Intervention de Olivier Rietmann

Commission des affaires économiques — Réunion du 3 août 2022 à 11h00
Proposition de nomination de mme valérie metrich-hecquet candidat proposé par le président de la république aux fonctions de directrice générale de l'office national des forêts en application de l'article 13 de la constitution — Désignation d'un rapporteur

Photo de Olivier RietmannOlivier Rietmann, rapporteur de la commission des affaires économiques :

J'évoquerai d'abord notre quatrième axe de recommandations, l'appréhension locale du problème, à l'échelle des massifs, par l'aménagement et la valorisation de la forêt, avec trois points principaux.

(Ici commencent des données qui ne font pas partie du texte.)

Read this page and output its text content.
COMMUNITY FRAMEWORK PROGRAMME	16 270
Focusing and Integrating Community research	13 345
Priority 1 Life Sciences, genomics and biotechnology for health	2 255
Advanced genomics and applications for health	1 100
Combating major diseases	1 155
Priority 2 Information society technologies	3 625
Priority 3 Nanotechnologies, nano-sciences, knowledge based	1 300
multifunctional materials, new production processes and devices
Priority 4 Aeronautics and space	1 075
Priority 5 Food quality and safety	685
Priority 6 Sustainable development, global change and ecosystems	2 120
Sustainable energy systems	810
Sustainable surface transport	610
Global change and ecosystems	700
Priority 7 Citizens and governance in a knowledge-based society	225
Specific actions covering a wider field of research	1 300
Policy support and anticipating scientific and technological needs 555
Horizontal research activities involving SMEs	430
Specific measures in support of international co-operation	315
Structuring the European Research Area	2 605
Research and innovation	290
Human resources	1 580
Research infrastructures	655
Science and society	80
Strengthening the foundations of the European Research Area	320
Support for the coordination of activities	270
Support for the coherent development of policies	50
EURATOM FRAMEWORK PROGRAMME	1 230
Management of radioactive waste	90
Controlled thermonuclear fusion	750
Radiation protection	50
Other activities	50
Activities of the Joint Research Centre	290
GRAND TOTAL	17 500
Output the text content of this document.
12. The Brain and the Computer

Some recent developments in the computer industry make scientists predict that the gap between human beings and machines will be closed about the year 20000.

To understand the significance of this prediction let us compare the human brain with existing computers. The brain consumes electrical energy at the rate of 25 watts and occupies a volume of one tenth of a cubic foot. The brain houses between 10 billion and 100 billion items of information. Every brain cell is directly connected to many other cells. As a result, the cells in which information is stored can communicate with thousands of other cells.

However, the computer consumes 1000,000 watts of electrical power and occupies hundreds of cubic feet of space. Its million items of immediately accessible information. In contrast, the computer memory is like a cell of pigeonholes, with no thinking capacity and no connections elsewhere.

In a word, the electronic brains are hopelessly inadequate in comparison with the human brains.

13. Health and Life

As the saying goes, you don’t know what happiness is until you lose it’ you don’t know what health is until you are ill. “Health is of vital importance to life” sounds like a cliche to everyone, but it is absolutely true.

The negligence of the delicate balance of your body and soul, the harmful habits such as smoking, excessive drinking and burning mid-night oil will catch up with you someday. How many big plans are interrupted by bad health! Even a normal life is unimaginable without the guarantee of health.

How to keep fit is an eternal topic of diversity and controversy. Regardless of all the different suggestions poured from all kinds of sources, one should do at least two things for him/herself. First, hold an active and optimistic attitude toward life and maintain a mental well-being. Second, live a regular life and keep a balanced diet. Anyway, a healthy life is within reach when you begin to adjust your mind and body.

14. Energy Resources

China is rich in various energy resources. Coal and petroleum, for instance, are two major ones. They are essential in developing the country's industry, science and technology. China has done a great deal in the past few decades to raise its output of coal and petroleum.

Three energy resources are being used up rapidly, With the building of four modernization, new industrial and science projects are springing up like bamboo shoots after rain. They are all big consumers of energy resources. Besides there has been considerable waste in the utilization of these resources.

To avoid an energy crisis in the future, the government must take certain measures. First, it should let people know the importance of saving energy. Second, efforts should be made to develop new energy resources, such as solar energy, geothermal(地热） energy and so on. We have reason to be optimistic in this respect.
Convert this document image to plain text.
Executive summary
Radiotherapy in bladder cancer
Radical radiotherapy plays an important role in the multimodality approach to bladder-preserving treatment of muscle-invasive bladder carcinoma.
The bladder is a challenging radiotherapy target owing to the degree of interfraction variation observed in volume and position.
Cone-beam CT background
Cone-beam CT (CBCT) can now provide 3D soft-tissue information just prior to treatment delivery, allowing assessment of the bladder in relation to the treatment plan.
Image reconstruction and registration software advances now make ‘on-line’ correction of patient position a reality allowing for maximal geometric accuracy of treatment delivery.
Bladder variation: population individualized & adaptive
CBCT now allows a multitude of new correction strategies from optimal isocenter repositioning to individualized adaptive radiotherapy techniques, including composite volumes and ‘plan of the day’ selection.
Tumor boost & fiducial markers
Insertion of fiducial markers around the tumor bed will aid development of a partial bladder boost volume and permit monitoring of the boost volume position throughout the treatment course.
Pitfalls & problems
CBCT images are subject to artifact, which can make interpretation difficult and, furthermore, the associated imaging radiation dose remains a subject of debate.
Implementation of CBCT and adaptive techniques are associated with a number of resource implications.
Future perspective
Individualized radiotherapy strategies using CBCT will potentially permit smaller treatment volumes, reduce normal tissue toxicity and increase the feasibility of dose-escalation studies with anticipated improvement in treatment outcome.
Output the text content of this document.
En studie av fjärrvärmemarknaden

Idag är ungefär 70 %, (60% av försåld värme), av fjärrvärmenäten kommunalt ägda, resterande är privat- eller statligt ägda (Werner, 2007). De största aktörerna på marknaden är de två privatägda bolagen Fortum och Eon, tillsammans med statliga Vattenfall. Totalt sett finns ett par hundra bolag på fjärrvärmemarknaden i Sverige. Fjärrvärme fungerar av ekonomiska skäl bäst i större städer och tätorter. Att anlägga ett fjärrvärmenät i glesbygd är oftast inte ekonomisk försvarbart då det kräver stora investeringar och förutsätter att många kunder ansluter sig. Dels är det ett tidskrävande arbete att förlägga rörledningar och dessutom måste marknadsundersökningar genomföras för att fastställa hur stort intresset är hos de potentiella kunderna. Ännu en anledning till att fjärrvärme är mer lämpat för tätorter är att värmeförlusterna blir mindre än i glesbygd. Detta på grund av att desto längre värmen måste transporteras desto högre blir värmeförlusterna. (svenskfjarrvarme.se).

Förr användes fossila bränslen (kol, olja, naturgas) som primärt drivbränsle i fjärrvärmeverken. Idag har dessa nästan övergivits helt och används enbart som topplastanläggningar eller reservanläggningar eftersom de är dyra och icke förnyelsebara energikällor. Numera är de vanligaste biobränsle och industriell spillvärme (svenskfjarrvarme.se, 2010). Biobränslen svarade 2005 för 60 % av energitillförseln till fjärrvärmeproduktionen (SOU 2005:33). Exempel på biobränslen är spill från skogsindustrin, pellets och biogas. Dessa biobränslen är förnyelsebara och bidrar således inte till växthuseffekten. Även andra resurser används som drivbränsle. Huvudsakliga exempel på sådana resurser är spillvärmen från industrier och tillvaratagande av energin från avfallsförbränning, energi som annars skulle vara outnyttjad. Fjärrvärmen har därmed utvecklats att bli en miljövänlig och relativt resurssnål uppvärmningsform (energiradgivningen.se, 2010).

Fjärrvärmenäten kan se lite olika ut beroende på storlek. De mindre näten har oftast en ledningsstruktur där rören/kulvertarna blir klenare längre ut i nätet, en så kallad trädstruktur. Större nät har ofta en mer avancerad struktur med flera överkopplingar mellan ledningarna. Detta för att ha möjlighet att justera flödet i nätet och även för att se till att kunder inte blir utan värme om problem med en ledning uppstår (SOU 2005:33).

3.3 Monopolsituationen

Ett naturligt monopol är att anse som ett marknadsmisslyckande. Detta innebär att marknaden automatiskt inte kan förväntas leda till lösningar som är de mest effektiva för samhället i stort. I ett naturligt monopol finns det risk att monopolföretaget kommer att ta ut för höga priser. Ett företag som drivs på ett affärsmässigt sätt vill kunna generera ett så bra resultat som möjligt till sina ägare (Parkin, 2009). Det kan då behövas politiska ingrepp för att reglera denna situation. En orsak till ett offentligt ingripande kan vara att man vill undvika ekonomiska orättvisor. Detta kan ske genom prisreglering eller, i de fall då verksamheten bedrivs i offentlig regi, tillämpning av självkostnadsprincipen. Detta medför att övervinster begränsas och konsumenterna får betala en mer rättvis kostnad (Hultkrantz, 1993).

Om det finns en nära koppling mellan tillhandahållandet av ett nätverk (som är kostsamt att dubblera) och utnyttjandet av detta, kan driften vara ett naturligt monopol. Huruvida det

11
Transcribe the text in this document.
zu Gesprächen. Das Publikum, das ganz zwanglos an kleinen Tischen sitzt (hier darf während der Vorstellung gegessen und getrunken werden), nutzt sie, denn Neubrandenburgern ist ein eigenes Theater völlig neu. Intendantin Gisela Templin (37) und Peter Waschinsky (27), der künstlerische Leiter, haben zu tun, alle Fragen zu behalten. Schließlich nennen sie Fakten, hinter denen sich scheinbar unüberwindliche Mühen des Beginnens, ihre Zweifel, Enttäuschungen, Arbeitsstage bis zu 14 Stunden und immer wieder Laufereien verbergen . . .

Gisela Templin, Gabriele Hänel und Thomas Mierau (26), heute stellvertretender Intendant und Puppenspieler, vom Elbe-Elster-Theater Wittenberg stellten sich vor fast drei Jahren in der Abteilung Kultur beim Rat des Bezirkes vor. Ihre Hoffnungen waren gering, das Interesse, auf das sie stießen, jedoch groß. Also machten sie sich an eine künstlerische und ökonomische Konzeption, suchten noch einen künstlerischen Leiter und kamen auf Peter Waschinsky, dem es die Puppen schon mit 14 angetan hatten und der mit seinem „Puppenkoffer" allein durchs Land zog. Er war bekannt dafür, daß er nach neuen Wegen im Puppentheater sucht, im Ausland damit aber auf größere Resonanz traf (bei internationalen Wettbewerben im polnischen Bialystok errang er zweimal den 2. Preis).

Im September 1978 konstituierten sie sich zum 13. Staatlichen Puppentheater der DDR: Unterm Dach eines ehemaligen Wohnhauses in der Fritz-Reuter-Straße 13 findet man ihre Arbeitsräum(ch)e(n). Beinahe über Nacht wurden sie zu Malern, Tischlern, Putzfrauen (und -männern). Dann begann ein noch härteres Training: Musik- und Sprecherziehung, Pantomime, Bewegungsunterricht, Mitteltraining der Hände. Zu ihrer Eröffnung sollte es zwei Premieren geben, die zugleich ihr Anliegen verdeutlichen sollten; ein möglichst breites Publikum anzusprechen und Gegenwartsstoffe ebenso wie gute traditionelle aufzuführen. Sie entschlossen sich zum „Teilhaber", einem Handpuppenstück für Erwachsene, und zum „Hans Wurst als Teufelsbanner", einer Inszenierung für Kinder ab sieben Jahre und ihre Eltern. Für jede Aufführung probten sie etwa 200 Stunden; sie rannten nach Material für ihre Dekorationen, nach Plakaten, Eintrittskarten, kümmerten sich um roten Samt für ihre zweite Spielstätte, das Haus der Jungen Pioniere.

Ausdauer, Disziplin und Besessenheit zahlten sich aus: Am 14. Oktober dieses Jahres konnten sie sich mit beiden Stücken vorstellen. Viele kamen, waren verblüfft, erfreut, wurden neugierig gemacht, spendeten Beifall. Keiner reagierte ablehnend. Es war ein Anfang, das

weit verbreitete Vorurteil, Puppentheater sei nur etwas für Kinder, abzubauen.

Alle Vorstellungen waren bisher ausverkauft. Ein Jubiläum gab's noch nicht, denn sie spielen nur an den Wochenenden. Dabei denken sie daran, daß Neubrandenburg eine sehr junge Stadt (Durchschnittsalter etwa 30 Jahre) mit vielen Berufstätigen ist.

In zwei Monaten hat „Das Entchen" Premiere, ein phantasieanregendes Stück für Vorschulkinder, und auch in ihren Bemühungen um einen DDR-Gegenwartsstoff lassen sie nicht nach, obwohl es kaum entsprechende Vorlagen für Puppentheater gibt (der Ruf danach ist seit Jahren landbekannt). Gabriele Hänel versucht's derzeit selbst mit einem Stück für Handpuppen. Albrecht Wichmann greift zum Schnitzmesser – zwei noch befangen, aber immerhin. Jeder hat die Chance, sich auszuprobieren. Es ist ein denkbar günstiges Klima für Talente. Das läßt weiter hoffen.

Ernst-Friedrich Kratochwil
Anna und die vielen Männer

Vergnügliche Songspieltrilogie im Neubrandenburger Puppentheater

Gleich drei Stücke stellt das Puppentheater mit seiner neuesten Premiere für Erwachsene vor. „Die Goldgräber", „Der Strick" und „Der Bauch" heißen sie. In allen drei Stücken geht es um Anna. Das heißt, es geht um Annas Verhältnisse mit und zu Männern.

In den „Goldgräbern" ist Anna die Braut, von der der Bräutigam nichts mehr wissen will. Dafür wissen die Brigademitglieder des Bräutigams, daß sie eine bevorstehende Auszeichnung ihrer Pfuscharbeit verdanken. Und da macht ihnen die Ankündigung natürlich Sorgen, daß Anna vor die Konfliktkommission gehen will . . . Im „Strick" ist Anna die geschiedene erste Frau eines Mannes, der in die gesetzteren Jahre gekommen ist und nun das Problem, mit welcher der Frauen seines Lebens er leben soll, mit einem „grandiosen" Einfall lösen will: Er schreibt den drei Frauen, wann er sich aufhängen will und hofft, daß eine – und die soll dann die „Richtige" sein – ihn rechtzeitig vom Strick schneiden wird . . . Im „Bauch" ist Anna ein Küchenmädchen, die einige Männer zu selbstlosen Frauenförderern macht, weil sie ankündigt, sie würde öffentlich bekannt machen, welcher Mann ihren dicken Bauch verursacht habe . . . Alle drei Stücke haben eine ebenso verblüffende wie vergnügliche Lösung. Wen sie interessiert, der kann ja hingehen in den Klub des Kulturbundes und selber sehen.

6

Le premier point est celui de l'aménagement des forêts via la nécessaire déclinaison à l'échelle des massifs des plans de protection des forêts contre l'incendie (PPFCI). Les massifs forestiers sont vraiment l'échelle pertinente pour favoriser l'appropriation par les élus locaux des PPFCI et pour rechercher des financements, en particulier via le Fonds européen agricole pour le développement rural (Feader).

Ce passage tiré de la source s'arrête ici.